Germany’s stock market reacted positively to the news of a significant increase in military stocks, following reports of the financial plans of the future Chancellor, Friedrich Merz. Officially, at least 800 billion euros are being considered, with some sources mentioning 900 billion and the additional funding for Ukraine through the EU is also being planned. These numbers are staggering and if one doesn’t consider the interest rates that come with borrowing, the total could easily exceed a billion.
The discussion revolves around the allocation of these funds, with at least 400 billion euros for the military and an additional 400-500 billion for infrastructure. To bypass the constitutional debt brake, Merz is planning a special session of the old Bundestag, where it is easier to achieve the necessary two-thirds majority, as opposed to the new Bundestag.

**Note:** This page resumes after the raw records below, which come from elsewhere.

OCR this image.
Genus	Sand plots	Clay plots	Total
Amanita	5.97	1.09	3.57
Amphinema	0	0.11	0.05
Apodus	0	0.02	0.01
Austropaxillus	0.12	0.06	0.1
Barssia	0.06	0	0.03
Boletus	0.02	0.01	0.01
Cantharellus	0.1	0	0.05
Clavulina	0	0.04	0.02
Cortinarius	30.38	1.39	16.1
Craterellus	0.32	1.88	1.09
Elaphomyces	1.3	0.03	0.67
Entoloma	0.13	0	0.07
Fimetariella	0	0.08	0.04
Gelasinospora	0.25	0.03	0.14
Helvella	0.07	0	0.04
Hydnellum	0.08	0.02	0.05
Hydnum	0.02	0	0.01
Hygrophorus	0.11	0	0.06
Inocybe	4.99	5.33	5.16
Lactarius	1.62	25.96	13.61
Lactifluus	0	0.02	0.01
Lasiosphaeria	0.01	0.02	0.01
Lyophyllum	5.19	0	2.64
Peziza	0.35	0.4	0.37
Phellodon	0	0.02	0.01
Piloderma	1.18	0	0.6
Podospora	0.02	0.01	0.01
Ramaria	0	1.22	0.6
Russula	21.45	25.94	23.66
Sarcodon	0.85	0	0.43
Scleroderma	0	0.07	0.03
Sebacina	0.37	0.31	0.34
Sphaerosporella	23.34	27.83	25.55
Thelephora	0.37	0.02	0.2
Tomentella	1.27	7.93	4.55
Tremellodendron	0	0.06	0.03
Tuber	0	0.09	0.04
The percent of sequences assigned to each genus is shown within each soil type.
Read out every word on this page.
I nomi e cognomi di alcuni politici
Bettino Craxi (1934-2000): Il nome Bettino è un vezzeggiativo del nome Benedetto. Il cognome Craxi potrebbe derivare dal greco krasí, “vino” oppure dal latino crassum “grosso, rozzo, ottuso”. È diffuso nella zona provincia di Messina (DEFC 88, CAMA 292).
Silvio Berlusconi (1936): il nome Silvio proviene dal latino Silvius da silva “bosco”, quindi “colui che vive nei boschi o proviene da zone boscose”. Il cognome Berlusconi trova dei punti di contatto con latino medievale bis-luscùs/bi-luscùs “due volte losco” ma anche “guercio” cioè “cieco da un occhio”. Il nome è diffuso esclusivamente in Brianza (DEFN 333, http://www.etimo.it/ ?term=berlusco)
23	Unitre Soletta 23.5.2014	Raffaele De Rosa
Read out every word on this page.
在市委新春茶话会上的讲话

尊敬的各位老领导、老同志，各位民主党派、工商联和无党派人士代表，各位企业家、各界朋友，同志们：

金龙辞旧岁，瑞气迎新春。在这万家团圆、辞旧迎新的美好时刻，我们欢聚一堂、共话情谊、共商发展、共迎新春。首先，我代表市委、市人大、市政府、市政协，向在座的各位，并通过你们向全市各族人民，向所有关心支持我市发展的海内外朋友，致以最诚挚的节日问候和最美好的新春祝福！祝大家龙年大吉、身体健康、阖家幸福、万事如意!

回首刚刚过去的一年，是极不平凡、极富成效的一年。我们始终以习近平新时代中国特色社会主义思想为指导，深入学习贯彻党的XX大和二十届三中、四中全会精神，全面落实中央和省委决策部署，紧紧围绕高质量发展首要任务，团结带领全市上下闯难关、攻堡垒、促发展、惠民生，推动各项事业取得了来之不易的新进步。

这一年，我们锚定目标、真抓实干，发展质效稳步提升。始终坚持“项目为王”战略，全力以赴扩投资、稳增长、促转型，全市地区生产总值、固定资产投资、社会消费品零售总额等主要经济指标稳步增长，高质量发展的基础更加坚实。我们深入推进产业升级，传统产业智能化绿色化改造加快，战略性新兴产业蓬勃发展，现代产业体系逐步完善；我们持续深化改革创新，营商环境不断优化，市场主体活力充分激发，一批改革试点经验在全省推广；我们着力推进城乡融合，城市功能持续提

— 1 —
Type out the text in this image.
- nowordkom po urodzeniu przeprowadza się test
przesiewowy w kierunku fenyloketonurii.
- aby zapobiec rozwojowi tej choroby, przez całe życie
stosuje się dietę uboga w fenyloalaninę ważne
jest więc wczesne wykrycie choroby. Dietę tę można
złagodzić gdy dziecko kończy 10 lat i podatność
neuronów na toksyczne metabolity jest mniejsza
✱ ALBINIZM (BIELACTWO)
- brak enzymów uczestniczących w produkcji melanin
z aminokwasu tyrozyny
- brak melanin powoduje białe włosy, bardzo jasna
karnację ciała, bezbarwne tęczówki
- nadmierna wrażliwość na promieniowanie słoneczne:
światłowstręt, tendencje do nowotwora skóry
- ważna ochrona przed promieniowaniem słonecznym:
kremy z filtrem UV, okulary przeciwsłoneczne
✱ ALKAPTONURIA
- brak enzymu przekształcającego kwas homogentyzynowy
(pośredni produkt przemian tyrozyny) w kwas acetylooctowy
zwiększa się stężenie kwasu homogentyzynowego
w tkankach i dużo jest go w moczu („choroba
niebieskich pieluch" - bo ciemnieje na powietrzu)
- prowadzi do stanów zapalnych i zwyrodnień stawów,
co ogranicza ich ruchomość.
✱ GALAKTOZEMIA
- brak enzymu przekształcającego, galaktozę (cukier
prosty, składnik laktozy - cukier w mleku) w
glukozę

The article questions the necessity of such a large allocation of funds, particularly in a time of economic recession and high interest rates. It also raises concerns about the priorities of the government, as the funds are not being used to address the country’s most pressing issues, such as the housing crisis.
The article also touches on the topic of infrastructure, suggesting that the funds might be used more for the construction of bridges with blast-resistant features rather than for the actual renovation of the infrastructure.
The article concludes by expressing skepticism about the government’s plans, questioning the priorities of the government and the impact of the increased spending on the country’s future.